Postby Rance » Fri Aug 30, 2013 6:42 pm

She came up coughing and fought towards shore. Crawling onto the bank, she sputtered and retched up the water that escaped into her lungs, her stomach. Panting, she turned to sprawl there upon her back, gazing up at the night sky and shivering. At least they would think that she'd bathed at the Rememdium, she thought. Perhaps they would allow her back inside to wait at his bedside.

Just a few minutes here to rest. Just one minute...


There were pages of parchment scattered at the behest of summer night, a stack of paper that fell from a satchel-side and blew its leaflets like autumn's herald through the cat-tails and out across Silver Lake. Eddies of wind lifted the individual pages, enlivening them in a dance until they settled into the water like white patches sewn to the hems of a black skirt.

A voice. A whisper. Struck through with fright. Scarcely audible. Little more than breath.

"Noura?"

Fingers on her cheeks, tapping, touching, as if they could rattle life into the rubbery skin--

More pages flapped into breeze. The stink of freshly-pressed ink was a subtle note in the air, an underlying odor beneath the stagnant stench of water lapped into froth and foam by the uneven teeth of the lakeside.
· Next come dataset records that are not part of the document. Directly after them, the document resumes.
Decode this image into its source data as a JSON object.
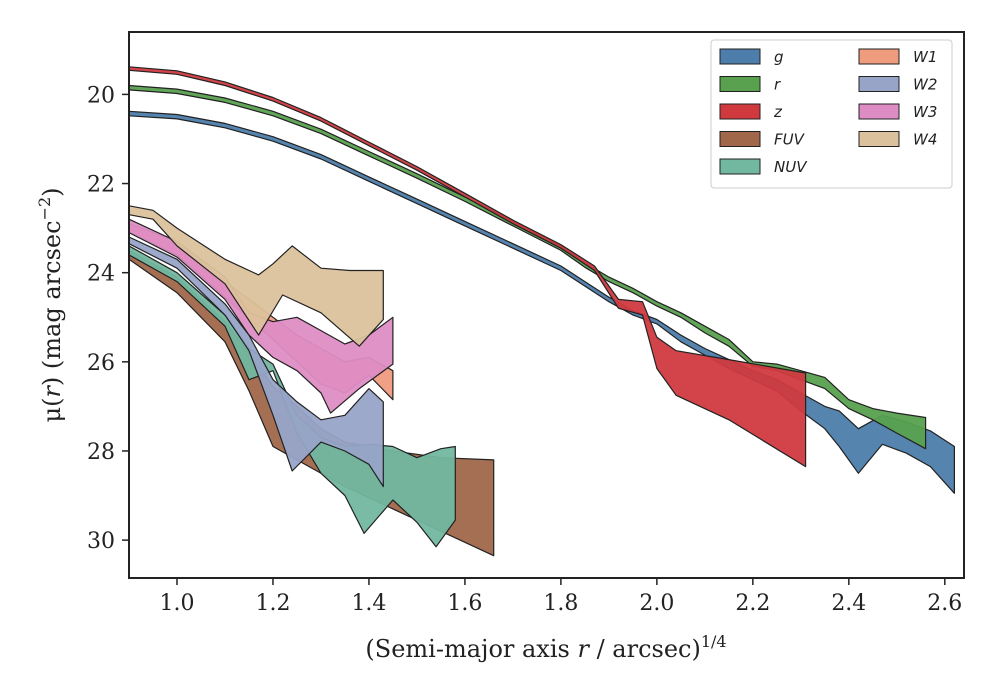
{
  "chart_data": {
    "type": "area",
    "xlabel": "(Semi-major axis r / arcsec)^1/4",
    "xlabel_parts": {
      "pre": "(Semi-major axis ",
      "var": "r",
      "post": " / arcsec)",
      "sup": "1/4"
    },
    "ylabel": "μ(r) (mag arcsec^−2)",
    "ylabel_parts": {
      "pre": "μ(",
      "var": "r",
      "post": ") (mag arcsec",
      "sup": "−2",
      "end": ")"
    },
    "xlim": [
      0.9,
      2.64
    ],
    "ylim": [
      30.85,
      18.6
    ],
    "y_inverted": true,
    "xticks": [
      "1.0",
      "1.2",
      "1.4",
      "1.6",
      "1.8",
      "2.0",
      "2.2",
      "2.4",
      "2.6"
    ],
    "xtick_values": [
      1.0,
      1.2,
      1.4,
      1.6,
      1.8,
      2.0,
      2.2,
      2.4,
      2.6
    ],
    "yticks": [
      "20",
      "22",
      "24",
      "26",
      "28",
      "30"
    ],
    "ytick_values": [
      20,
      22,
      24,
      26,
      28,
      30
    ],
    "grid": false,
    "legend_position": "top-right",
    "legend_columns": 2,
    "series": [
      {
        "name": "g",
        "color": "#4c7dab",
        "upper": [
          [
            0.9,
            20.38
          ],
          [
            1.0,
            20.45
          ],
          [
            1.1,
            20.65
          ],
          [
            1.2,
            20.95
          ],
          [
            1.3,
            21.35
          ],
          [
            1.4,
            21.85
          ],
          [
            1.5,
            22.35
          ],
          [
            1.6,
            22.85
          ],
          [
            1.7,
            23.35
          ],
          [
            1.8,
            23.85
          ],
          [
            1.85,
            24.2
          ],
          [
            1.9,
            24.55
          ],
          [
            1.95,
            24.85
          ],
          [
            2.0,
            25.05
          ],
          [
            2.05,
            25.4
          ],
          [
            2.1,
            25.7
          ],
          [
            2.15,
            25.95
          ],
          [
            2.2,
            26.2
          ],
          [
            2.25,
            26.4
          ],
          [
            2.3,
            26.7
          ],
          [
            2.35,
            27.0
          ],
          [
            2.38,
            27.1
          ],
          [
            2.42,
            27.5
          ],
          [
            2.47,
            27.2
          ],
          [
            2.52,
            27.35
          ],
          [
            2.57,
            27.55
          ],
          [
            2.62,
            27.9
          ]
        ],
        "lower": [
          [
            0.9,
            20.48
          ],
          [
            1.0,
            20.55
          ],
          [
            1.1,
            20.75
          ],
          [
            1.2,
            21.05
          ],
          [
            1.3,
            21.45
          ],
          [
            1.4,
            21.95
          ],
          [
            1.5,
            22.45
          ],
          [
            1.6,
            22.95
          ],
          [
            1.7,
            23.45
          ],
          [
            1.8,
            23.95
          ],
          [
            1.85,
            24.3
          ],
          [
            1.9,
            24.65
          ],
          [
            1.95,
            24.95
          ],
          [
            2.0,
            25.15
          ],
          [
            2.05,
            25.55
          ],
          [
            2.1,
            25.85
          ],
          [
            2.15,
            26.15
          ],
          [
            2.2,
            26.4
          ],
          [
            2.25,
            26.65
          ],
          [
            2.3,
            27.1
          ],
          [
            2.35,
            27.5
          ],
          [
            2.38,
            27.9
          ],
          [
            2.42,
            28.5
          ],
          [
            2.47,
            27.85
          ],
          [
            2.52,
            28.05
          ],
          [
            2.57,
            28.35
          ],
          [
            2.62,
            28.95
          ]
        ]
      },
      {
        "name": "r",
        "color": "#59a14f",
        "upper": [
          [
            0.9,
            19.8
          ],
          [
            1.0,
            19.88
          ],
          [
            1.1,
            20.08
          ],
          [
            1.2,
            20.38
          ],
          [
            1.3,
            20.78
          ],
          [
            1.4,
            21.28
          ],
          [
            1.5,
            21.78
          ],
          [
            1.6,
            22.3
          ],
          [
            1.7,
            22.85
          ],
          [
            1.8,
            23.4
          ],
          [
            1.85,
            23.78
          ],
          [
            1.9,
            24.1
          ],
          [
            1.95,
            24.35
          ],
          [
            2.0,
            24.65
          ],
          [
            2.05,
            24.9
          ],
          [
            2.1,
            25.2
          ],
          [
            2.15,
            25.5
          ],
          [
            2.2,
            26.0
          ],
          [
            2.25,
            26.05
          ],
          [
            2.3,
            26.2
          ],
          [
            2.35,
            26.35
          ],
          [
            2.4,
            26.85
          ],
          [
            2.45,
            27.05
          ],
          [
            2.5,
            27.15
          ],
          [
            2.56,
            27.25
          ]
        ],
        "lower": [
          [
            0.9,
            19.9
          ],
          [
            1.0,
            19.98
          ],
          [
            1.1,
            20.18
          ],
          [
            1.2,
            20.48
          ],
          [
            1.3,
            20.88
          ],
          [
            1.4,
            21.38
          ],
          [
            1.5,
            21.88
          ],
          [
            1.6,
            22.4
          ],
          [
            1.7,
            22.95
          ],
          [
            1.8,
            23.5
          ],
          [
            1.85,
            23.88
          ],
          [
            1.9,
            24.2
          ],
          [
            1.95,
            24.45
          ],
          [
            2.0,
            24.75
          ],
          [
            2.05,
            25.0
          ],
          [
            2.1,
            25.35
          ],
          [
            2.15,
            25.65
          ],
          [
            2.2,
            26.1
          ],
          [
            2.25,
            26.2
          ],
          [
            2.3,
            26.4
          ],
          [
            2.35,
            26.6
          ],
          [
            2.4,
            27.05
          ],
          [
            2.45,
            27.3
          ],
          [
            2.5,
            27.6
          ],
          [
            2.56,
            27.95
          ]
        ]
      },
      {
        "name": "z",
        "color": "#d03a3f",
        "upper": [
          [
            0.9,
            19.38
          ],
          [
            1.0,
            19.47
          ],
          [
            1.1,
            19.72
          ],
          [
            1.2,
            20.07
          ],
          [
            1.3,
            20.52
          ],
          [
            1.4,
            21.07
          ],
          [
            1.5,
            21.62
          ],
          [
            1.6,
            22.22
          ],
          [
            1.7,
            22.82
          ],
          [
            1.8,
            23.37
          ],
          [
            1.87,
            23.85
          ],
          [
            1.92,
            24.6
          ],
          [
            1.97,
            24.65
          ],
          [
            2.0,
            25.45
          ],
          [
            2.04,
            25.75
          ],
          [
            2.15,
            25.95
          ],
          [
            2.31,
            26.25
          ]
        ],
        "lower": [
          [
            0.9,
            19.46
          ],
          [
            1.0,
            19.55
          ],
          [
            1.1,
            19.8
          ],
          [
            1.2,
            20.15
          ],
          [
            1.3,
            20.6
          ],
          [
            1.4,
            21.15
          ],
          [
            1.5,
            21.7
          ],
          [
            1.6,
            22.3
          ],
          [
            1.7,
            22.9
          ],
          [
            1.8,
            23.45
          ],
          [
            1.87,
            23.95
          ],
          [
            1.92,
            24.8
          ],
          [
            1.97,
            24.95
          ],
          [
            2.0,
            26.15
          ],
          [
            2.04,
            26.75
          ],
          [
            2.15,
            27.3
          ],
          [
            2.31,
            28.35
          ]
        ]
      },
      {
        "name": "FUV",
        "color": "#a0674a",
        "upper": [
          [
            0.9,
            23.5
          ],
          [
            1.0,
            24.1
          ],
          [
            1.1,
            25.1
          ],
          [
            1.15,
            25.8
          ],
          [
            1.2,
            26.55
          ],
          [
            1.25,
            27.0
          ],
          [
            1.3,
            27.5
          ],
          [
            1.35,
            27.8
          ],
          [
            1.45,
            28.0
          ],
          [
            1.55,
            28.15
          ],
          [
            1.66,
            28.2
          ]
        ],
        "lower": [
          [
            0.9,
            23.7
          ],
          [
            1.0,
            24.45
          ],
          [
            1.1,
            25.55
          ],
          [
            1.15,
            26.65
          ],
          [
            1.2,
            27.9
          ],
          [
            1.25,
            28.2
          ],
          [
            1.35,
            28.8
          ],
          [
            1.45,
            29.3
          ],
          [
            1.55,
            29.8
          ],
          [
            1.66,
            30.35
          ]
        ]
      },
      {
        "name": "NUV",
        "color": "#72b7a0",
        "upper": [
          [
            0.9,
            23.4
          ],
          [
            1.0,
            24.0
          ],
          [
            1.1,
            24.95
          ],
          [
            1.15,
            25.7
          ],
          [
            1.2,
            26.05
          ],
          [
            1.25,
            27.2
          ],
          [
            1.3,
            27.7
          ],
          [
            1.35,
            27.9
          ],
          [
            1.4,
            27.85
          ],
          [
            1.45,
            27.9
          ],
          [
            1.5,
            28.15
          ],
          [
            1.55,
            27.95
          ],
          [
            1.58,
            27.9
          ]
        ],
        "lower": [
          [
            0.9,
            23.6
          ],
          [
            1.0,
            24.2
          ],
          [
            1.1,
            25.2
          ],
          [
            1.15,
            26.4
          ],
          [
            1.2,
            26.2
          ],
          [
            1.25,
            27.6
          ],
          [
            1.3,
            28.5
          ],
          [
            1.35,
            29.0
          ],
          [
            1.39,
            29.85
          ],
          [
            1.45,
            29.1
          ],
          [
            1.5,
            29.6
          ],
          [
            1.54,
            30.15
          ],
          [
            1.58,
            29.55
          ]
        ]
      },
      {
        "name": "W1",
        "color": "#ef9b7e",
        "upper": [
          [
            0.9,
            22.9
          ],
          [
            1.0,
            23.3
          ],
          [
            1.1,
            24.2
          ],
          [
            1.2,
            25.0
          ],
          [
            1.25,
            25.4
          ],
          [
            1.3,
            25.7
          ],
          [
            1.35,
            26.0
          ],
          [
            1.4,
            25.9
          ],
          [
            1.45,
            26.2
          ]
        ],
        "lower": [
          [
            0.9,
            23.1
          ],
          [
            1.0,
            23.6
          ],
          [
            1.1,
            24.55
          ],
          [
            1.2,
            25.5
          ],
          [
            1.25,
            26.0
          ],
          [
            1.3,
            26.5
          ],
          [
            1.35,
            26.7
          ],
          [
            1.4,
            26.3
          ],
          [
            1.45,
            26.85
          ]
        ]
      },
      {
        "name": "W2",
        "color": "#97a4c8",
        "upper": [
          [
            0.9,
            23.2
          ],
          [
            1.0,
            23.7
          ],
          [
            1.1,
            24.7
          ],
          [
            1.15,
            25.4
          ],
          [
            1.2,
            26.4
          ],
          [
            1.25,
            26.9
          ],
          [
            1.3,
            27.3
          ],
          [
            1.35,
            27.2
          ],
          [
            1.4,
            26.6
          ],
          [
            1.43,
            26.9
          ]
        ],
        "lower": [
          [
            0.9,
            23.35
          ],
          [
            1.0,
            23.9
          ],
          [
            1.1,
            24.95
          ],
          [
            1.15,
            25.75
          ],
          [
            1.2,
            27.2
          ],
          [
            1.24,
            28.45
          ],
          [
            1.3,
            27.8
          ],
          [
            1.35,
            28.0
          ],
          [
            1.4,
            28.3
          ],
          [
            1.43,
            28.8
          ]
        ]
      },
      {
        "name": "W3",
        "color": "#de8dc4",
        "upper": [
          [
            0.9,
            22.8
          ],
          [
            1.0,
            23.3
          ],
          [
            1.1,
            24.1
          ],
          [
            1.15,
            24.9
          ],
          [
            1.2,
            25.1
          ],
          [
            1.25,
            25.0
          ],
          [
            1.3,
            25.3
          ],
          [
            1.35,
            25.6
          ],
          [
            1.4,
            25.4
          ],
          [
            1.45,
            25.0
          ]
        ],
        "lower": [
          [
            0.9,
            23.1
          ],
          [
            1.0,
            23.65
          ],
          [
            1.1,
            24.6
          ],
          [
            1.15,
            25.4
          ],
          [
            1.2,
            25.9
          ],
          [
            1.25,
            26.2
          ],
          [
            1.3,
            26.7
          ],
          [
            1.32,
            27.15
          ],
          [
            1.38,
            26.6
          ],
          [
            1.45,
            26.05
          ]
        ]
      },
      {
        "name": "W4",
        "color": "#dcc29c",
        "upper": [
          [
            0.9,
            22.5
          ],
          [
            0.95,
            22.6
          ],
          [
            1.0,
            23.0
          ],
          [
            1.1,
            23.7
          ],
          [
            1.17,
            24.05
          ],
          [
            1.2,
            23.8
          ],
          [
            1.24,
            23.4
          ],
          [
            1.3,
            23.9
          ],
          [
            1.36,
            23.95
          ],
          [
            1.43,
            23.95
          ]
        ],
        "lower": [
          [
            0.9,
            22.7
          ],
          [
            0.95,
            22.8
          ],
          [
            1.0,
            23.4
          ],
          [
            1.1,
            24.25
          ],
          [
            1.17,
            25.4
          ],
          [
            1.22,
            24.5
          ],
          [
            1.3,
            24.9
          ],
          [
            1.38,
            25.65
          ],
          [
            1.43,
            25.05
          ]
        ]
      }
    ]
  }
}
Wooly softness against the wildling's cheek. A sweater-shoulder traced in the sour spoor of sweat. The hint of daylight and Sun-rays hidden somewhere beneath a knitted sleeve. The wet soil sucked at the whelp's limbs, begging her to stay, wanting to devour her. But stubborn arms lifted her, took her into their safety.

Cradled her like a babe.

Panting, dog-like, exhausted. Blasts of hot breath. Droplets of sweat. Uneven and weary strides cutting with a crunch through path-stones.

The chattersong of crickets soon vanished. The sounds of heels moaning against floorboards. The silence of countless sleeping bodies. In the air, a whisper-thin gasp of fluttering clothes. A thousand tugging fingers of drenched cotton-fiber trying to pull at the whelp's pores, daring to wrench the hairs on her flesh from its roots. Wet clothes stretched across her mouth like a membrane, trying to deny her breath--

--but warmth replaced it, precious and dry, the acidic aroma of lye, the gentle lullaby of a freshly-laundered bedgown. A downy pillow. A hay-stuffed tick crunching below her hip, her knee, her arm, her bruised shoulder.

A bed. His bed at the Rememdium.

...laying right beside Elliot, right where you want to -- to be.